Organizers and volunteers in Bakersfield's Ward 1 did everything right.


Following the resignation of former Ward 1 Councilman Rudy Salas, who was elected to the state Assembly in November, southeast Bakersfield residents and volunteers gathered 2,120 signatures on a petition to call a special election to fill the vacancy left by Salas.

But according to a report to the City Council from Bakersfield City Clerk Roberta Gafford, a "technical error" invalidated what otherwise would be valid signatures from 1,145 registered voters in the ward.

The error effectively takes the decision about whether to hold a special election out of the hands of the people and places it in the hands of the Bakersfield City Council.

"The requisite number of valid signatures needed to call an election is 1,220," Gafford said in the report. "The Kern County Elections Department reviewed 100 percent of the signatures submitted and determined that 577 of the 2,120 signatures were valid. However, an additional 1,145 signatures were determined to be invalid only as the result of a technical error."

The error? The signers properly placed their signatures on the petition, but someone other than the signers completed the residence information on their behalf.

And according to county Elections chief Karen Rhea, the law requires that each signer personally affix his or her residence information.

Despite the technicality, Gafford noted in her report that the response from residents is a "strong indication that the intention of the voters in Ward 1 is to have a special election."

Marvin Dean, who helped organize the signature-gathering effort, had not heard about the invalidation of the signatures until a reporter informed him Monday afternoon. Dean ran for the Ward 1 seat against Salas in 2010 and has said he will try again if a special election is called.

"This is news to me," a clearly shocked Dean said Monday.

Dean said organizers of the petition drive asked for and received basic guidelines from the city in how to properly gather signatures. But he was not aware that a volunteer could not complete the address portion of the documents.

"It was a hell of an effort to gather those signatures," he said. "It was not easy.

"You only have four weeks to do something once there is a vacancy," he said.

The deadline for the petition was Jan. 2. After meeting that deadline with 900 extra signatures, Dean felt comfortable that the effort had been successful.

"I was really hoping this was a done deal," he said.

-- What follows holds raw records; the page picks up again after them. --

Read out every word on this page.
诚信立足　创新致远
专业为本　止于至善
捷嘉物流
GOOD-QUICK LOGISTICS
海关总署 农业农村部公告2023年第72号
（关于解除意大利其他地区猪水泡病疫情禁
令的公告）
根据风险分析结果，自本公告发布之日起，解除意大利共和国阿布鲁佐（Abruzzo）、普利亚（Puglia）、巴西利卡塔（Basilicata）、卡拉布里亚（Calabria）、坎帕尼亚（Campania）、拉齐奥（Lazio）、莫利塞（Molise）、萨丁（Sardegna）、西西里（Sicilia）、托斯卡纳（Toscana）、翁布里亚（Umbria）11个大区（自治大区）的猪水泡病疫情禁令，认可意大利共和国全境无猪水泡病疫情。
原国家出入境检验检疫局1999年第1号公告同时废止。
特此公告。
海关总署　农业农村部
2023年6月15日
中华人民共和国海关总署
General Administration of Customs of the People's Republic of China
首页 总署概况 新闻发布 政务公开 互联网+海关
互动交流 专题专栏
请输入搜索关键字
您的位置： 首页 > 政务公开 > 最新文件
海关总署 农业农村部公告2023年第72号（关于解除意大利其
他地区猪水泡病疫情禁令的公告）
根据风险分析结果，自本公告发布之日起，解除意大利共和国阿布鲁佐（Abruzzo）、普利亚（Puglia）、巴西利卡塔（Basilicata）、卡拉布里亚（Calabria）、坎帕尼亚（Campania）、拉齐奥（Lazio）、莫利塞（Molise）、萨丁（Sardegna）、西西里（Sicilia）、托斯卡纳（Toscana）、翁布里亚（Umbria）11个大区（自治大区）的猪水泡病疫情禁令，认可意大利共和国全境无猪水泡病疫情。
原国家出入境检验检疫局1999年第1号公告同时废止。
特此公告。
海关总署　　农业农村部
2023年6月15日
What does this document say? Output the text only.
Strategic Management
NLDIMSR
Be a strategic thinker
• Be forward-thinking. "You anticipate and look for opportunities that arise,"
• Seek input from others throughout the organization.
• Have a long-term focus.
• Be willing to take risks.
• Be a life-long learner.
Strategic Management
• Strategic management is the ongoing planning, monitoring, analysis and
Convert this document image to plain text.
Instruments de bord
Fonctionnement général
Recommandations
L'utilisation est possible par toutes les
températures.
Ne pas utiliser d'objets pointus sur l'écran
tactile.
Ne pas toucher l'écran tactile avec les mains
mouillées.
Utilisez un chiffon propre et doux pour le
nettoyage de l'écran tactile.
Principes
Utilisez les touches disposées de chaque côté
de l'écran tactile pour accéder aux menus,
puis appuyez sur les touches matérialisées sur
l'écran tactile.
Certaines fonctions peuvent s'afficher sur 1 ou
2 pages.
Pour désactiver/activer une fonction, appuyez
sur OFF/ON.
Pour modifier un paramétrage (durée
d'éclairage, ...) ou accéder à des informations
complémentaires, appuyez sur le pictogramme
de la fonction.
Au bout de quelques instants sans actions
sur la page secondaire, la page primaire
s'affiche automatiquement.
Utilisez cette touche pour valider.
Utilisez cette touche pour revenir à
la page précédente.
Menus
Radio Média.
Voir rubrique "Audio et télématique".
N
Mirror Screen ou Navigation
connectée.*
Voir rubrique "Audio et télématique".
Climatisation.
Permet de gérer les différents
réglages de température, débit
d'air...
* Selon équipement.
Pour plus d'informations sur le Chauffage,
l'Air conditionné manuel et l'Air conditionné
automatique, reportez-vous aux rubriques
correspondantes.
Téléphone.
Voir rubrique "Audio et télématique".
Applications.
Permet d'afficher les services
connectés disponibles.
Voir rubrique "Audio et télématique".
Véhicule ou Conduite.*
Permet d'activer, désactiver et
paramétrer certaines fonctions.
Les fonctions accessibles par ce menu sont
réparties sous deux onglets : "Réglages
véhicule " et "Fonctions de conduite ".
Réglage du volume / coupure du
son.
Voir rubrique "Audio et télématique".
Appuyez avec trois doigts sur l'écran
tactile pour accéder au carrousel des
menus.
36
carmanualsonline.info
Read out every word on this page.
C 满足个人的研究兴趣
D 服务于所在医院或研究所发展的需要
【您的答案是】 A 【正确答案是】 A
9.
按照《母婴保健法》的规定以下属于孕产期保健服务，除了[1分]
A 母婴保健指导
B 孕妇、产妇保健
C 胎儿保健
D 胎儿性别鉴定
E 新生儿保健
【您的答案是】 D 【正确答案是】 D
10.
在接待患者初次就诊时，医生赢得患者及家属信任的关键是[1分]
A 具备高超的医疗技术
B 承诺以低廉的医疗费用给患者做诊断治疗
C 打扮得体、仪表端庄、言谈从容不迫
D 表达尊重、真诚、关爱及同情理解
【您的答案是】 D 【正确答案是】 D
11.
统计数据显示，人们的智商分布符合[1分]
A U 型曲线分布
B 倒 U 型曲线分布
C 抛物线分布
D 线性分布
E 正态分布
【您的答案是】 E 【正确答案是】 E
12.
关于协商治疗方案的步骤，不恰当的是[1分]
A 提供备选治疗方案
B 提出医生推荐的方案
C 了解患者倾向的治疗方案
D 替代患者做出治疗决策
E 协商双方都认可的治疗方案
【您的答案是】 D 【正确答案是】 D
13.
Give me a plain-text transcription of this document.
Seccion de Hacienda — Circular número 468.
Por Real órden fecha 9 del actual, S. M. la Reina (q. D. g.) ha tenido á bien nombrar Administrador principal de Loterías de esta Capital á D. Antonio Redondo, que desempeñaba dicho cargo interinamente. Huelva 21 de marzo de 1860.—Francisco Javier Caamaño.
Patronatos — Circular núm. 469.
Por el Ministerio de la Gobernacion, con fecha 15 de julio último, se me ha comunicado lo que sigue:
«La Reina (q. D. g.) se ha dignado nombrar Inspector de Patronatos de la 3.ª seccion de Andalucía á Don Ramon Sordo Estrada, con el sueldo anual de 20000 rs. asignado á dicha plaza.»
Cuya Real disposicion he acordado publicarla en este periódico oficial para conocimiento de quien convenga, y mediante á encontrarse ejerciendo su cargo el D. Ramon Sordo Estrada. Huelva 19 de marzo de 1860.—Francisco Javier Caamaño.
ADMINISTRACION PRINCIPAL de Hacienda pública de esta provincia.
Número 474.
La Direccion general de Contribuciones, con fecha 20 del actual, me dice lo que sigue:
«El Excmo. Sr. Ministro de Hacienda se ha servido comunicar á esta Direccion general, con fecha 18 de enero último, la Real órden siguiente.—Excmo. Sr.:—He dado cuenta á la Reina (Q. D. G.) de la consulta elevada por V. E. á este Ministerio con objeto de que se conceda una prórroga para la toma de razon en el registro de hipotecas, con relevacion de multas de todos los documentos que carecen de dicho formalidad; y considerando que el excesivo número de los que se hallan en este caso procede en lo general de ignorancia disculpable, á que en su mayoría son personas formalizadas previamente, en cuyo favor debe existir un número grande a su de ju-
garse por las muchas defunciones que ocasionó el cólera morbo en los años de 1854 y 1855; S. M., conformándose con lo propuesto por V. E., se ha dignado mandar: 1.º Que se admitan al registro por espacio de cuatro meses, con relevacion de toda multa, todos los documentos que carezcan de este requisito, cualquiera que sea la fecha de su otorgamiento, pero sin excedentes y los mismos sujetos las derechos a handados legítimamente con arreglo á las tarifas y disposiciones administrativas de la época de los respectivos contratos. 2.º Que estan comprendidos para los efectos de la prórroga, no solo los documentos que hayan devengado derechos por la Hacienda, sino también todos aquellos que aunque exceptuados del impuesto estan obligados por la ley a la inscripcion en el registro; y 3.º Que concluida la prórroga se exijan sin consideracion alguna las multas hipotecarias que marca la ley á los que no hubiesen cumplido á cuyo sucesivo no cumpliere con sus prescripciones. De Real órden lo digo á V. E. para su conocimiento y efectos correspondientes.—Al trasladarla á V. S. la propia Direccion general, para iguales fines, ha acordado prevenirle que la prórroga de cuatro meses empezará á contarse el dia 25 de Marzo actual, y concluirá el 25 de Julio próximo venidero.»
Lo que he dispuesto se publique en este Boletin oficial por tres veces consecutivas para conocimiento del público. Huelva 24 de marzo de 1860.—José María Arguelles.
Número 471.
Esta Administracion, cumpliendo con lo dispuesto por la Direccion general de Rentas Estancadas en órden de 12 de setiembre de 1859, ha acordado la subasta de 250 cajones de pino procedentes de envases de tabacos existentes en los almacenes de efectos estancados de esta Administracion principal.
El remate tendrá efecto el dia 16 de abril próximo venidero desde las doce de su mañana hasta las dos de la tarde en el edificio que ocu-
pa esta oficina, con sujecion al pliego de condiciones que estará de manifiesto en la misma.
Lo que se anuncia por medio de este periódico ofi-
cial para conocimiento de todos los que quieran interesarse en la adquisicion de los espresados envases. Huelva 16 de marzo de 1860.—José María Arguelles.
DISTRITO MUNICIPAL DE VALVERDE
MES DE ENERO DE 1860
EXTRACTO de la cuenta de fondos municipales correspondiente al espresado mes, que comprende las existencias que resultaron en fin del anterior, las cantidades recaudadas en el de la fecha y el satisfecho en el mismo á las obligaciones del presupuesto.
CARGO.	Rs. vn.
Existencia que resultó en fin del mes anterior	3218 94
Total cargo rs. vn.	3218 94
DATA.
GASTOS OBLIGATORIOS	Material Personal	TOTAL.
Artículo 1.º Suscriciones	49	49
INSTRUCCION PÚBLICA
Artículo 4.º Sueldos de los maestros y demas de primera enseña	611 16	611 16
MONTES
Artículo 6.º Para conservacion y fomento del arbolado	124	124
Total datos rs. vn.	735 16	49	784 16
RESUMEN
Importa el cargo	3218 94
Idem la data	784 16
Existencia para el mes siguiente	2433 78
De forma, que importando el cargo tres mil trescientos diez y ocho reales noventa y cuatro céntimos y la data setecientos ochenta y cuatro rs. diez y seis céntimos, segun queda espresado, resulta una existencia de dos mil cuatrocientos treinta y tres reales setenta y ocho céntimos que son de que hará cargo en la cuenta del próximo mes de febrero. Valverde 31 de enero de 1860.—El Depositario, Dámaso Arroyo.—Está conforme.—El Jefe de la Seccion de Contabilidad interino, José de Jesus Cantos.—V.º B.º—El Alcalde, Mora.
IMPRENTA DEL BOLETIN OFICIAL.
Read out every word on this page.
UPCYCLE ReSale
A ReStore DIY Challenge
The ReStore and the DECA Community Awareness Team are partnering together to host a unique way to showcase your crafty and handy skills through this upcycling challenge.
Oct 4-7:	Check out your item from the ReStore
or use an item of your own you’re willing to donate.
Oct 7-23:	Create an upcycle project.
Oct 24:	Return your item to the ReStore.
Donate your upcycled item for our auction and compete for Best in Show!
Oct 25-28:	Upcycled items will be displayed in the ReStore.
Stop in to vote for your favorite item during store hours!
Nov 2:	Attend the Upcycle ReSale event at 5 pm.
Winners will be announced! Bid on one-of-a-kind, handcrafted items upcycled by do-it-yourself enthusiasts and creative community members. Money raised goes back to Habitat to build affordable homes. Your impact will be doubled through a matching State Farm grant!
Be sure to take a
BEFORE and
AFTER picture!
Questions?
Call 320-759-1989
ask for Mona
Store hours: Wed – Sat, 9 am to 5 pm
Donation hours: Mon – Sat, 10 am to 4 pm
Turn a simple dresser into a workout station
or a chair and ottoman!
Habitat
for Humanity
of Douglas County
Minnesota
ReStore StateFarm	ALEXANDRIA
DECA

While 398 of the signatures were deemed invalid for more common reasons, such as incorrect addresses or because the signer was not a registered voter, the 1,722 signatures left would have been more than enough -- barring the technical glitch.

The error now gives the council the power to do one of three things at its meeting Wednesday evening.

If it chooses, the council can still call a special election for June 4. Should that happen, the council can appoint an interim member until the election or leave the position open until the election.

Should the council choose not to call a special election, Gafford said, members can appoint an interim member to complete the balance of the term, which expires November 2014.

Reached Monday, longtime Ward 6 Councilwoman Jacquie Sullivan said the decision for her comes down to one thing: honoring the wishes of Ward 1 residents.

"This was a very easy mistake to make," she said of the error made by some signature gatherers.

"I have felt all along that the right thing to do is to have the special election," she said. "This petition clearly shows the will of the people to elect their own representative ... That's what democracy is all about."

Terry Maxwell, a Bakersfield restaurateur who is just beginning his first term as councilman, said he would like to consider all the information, including the discussion at Wednesday's meeting, before he makes up his mind.

Gafford has estimated that a special election would cost the city up to $100,000 -- a fact that must be considered in any decision, Maxwell said.

"But it's hard to ignore the will of the people," he said.

"We need to consider the intent of those who signed the petition," he said, "and weigh that against the cost of an election."